Would Pat Robertson, remade to be more like Fred Rogers, be recognizable? Would he even still be Unca Pat at all, with his sin nature stripped away for good?
A World of Broken Promises?
Of course, the Bible is filled with promises that don’t come true for Christians. No gods are looking out for them, any more than any gods look out for anybody else. They suffer from catastrophic accidents, illnesses, and natural disasters like anybody else would; they have no special reputation for squeaking free of any of it. Their prayers might as well dissipate at ceiling height as reach any divine ears, for all the tangible results they get in reality.
But Christians cling to this one promise above all. No matter what else in their belief system comes with loads of asterisks, conditions, hand-waving, and fine print, this one promise about Heaven simply must be true–somehow:
There must be an afterlife for me,
and it must be not-Hell.
The details, if questioned too closely, remain irrelevant before that one ultimate concern.
I didn’t even particularly care what Heaven was like. It could have been exactly like Earth, for all that it mattered. It could even have been more like Mars or Venus, or the cold vacuum of space itself–which I did sometimes imagine–an eternity of discovery and exploration! WHEE! (But entirely non-canonical.) Really, though, it didn’t matter what Heaven was like.
All that did matter was avoiding the fate that came to those who didn’t telepathically apologize enough for possessing the sin nature that their god had cursed them with in the first place.
All that mattered was that I’d ensured that my ghost would not be set on fire forever after I died.
Picking Their Gear: Love and Terror.
Today’s Hell-believing Christians understand that point as well, I suspect. They might include whatever their vision of Heaven is in their sales pitches to potential recruits, but if they get any pushback at all then they lean back on threats of Hell. This human life, as they see it, is about obeying well enough to get into the one realm–and thus avoiding the other.
Heaven tends to center on love; Hell tends to center on terror. That’s why, when Christians ask some of the questions I’ve raised here, the answers they get from their leaders eventually run aground on the same admonishment:
Yepperinos, that’s a dang good question there, bucko!

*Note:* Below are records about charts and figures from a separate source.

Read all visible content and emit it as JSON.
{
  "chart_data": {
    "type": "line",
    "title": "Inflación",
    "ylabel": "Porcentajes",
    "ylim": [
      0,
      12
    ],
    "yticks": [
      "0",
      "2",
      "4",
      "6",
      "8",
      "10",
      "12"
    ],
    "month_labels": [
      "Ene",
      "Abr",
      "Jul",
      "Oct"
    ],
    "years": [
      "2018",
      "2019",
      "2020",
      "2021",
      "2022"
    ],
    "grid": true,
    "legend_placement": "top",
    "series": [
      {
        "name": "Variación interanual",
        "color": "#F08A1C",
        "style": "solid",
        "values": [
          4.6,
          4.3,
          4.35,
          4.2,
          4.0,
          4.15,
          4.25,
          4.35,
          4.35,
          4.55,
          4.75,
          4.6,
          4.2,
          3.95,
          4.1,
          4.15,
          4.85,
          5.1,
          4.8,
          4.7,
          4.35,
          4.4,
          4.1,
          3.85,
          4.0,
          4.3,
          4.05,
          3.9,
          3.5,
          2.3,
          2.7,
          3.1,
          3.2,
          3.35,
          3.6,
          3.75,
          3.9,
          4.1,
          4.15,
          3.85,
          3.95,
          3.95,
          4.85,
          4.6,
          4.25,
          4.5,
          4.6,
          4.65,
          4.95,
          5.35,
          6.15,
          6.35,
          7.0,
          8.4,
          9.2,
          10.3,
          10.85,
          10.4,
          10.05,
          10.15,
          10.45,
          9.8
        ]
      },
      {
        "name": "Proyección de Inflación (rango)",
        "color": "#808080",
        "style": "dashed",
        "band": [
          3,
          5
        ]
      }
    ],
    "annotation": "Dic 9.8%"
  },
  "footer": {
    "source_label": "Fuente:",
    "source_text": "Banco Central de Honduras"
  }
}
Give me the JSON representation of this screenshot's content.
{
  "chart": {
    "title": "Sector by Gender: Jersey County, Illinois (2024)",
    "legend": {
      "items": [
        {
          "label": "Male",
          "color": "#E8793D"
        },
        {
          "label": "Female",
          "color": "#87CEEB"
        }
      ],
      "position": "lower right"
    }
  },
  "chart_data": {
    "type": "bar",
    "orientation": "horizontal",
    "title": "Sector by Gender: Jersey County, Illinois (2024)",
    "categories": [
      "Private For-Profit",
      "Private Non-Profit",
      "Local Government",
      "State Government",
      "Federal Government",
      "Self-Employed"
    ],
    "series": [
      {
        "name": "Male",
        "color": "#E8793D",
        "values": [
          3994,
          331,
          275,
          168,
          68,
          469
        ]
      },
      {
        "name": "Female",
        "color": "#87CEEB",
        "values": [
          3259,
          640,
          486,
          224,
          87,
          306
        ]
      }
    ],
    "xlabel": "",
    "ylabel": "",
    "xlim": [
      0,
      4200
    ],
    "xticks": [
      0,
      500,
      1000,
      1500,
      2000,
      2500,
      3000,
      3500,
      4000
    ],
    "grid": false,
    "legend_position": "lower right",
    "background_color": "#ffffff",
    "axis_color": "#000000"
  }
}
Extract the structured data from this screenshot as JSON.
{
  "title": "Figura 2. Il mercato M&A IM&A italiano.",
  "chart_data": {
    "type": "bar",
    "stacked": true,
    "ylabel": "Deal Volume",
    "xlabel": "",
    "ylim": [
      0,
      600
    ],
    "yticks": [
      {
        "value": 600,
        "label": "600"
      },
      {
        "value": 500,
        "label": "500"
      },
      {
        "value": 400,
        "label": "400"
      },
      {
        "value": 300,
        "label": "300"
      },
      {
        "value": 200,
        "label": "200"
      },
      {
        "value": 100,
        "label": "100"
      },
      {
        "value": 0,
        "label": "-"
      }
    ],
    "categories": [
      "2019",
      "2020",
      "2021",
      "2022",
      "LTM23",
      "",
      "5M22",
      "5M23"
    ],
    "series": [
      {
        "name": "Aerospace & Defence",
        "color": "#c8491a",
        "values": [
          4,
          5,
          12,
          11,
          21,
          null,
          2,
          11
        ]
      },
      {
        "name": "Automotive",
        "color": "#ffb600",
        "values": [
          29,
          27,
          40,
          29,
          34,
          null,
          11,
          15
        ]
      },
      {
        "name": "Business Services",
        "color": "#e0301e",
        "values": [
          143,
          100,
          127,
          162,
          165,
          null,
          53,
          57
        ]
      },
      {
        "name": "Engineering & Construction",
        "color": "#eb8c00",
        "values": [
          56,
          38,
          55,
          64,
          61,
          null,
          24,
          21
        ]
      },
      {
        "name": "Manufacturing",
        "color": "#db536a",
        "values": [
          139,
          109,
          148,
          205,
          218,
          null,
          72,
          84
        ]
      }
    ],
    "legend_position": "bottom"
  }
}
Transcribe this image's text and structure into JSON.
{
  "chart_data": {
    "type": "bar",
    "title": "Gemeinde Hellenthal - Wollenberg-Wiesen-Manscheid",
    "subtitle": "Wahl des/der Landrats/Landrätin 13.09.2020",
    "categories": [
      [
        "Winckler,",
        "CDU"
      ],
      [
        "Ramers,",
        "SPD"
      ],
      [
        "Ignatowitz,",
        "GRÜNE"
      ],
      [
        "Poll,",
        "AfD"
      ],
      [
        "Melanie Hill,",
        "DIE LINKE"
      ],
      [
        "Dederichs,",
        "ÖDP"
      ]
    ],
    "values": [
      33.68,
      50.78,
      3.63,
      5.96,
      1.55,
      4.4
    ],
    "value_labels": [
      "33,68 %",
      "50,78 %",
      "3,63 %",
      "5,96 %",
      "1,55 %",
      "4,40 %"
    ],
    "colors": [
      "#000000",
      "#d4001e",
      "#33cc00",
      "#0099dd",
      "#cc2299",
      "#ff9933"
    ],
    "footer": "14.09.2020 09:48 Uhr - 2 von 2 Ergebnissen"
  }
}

Keep Jesus-ing as hard as you can, and you’ll find out the answer in Heaven. I promise it’ll all totally make sense then. Don’t allow these silly questions to put your “salvation” in jeopardy!
Back then, I never noticed how often this admonishment included subtle threats of eternal torture for questioning anything too closely. But I’m free now to ask questions and find answers–and to reject claims that simply don’t stand up to scrutiny, like the idea of afterlives, Heavens, Hells, and omnimax gods who get mad at people for being people, then remove what makes them who they are so they can be acceptable to himself.
I’m so glad to be away from such a crazymaking ideology.
NEXT UP: Lord Snow Presides on Monday! Then: yikes, we have some new revelations from the Southern Baptist Convention in their ongoing sex-abuse scandal. This just gets worse and worse. See you soon!
First: Adam and Eve had no knowledge of sin, so could hardly be convicted of sin by any fair judge. They were little more than children. Christians generally reckon children as getting free passes to Heaven. Why not now?
Second, as I mentioned, this same god assured his followers that he’d never hold children accountable for what their parents did. And yet he does exactly that in this myth. How is that fair?
Third, maybe if this godling didn’t want his stupid tree et from, he shouldn’t have put it right in the middle of his garden with no way to stop his pet humans from reaching it. You’d think an omniscient god might have figured that might happen. Why didn’t he take steps to stop what he surely knew was coming? Did he just want to doom literally billions of men, women, children, and oh-so-sacred fetuses to horrible deaths?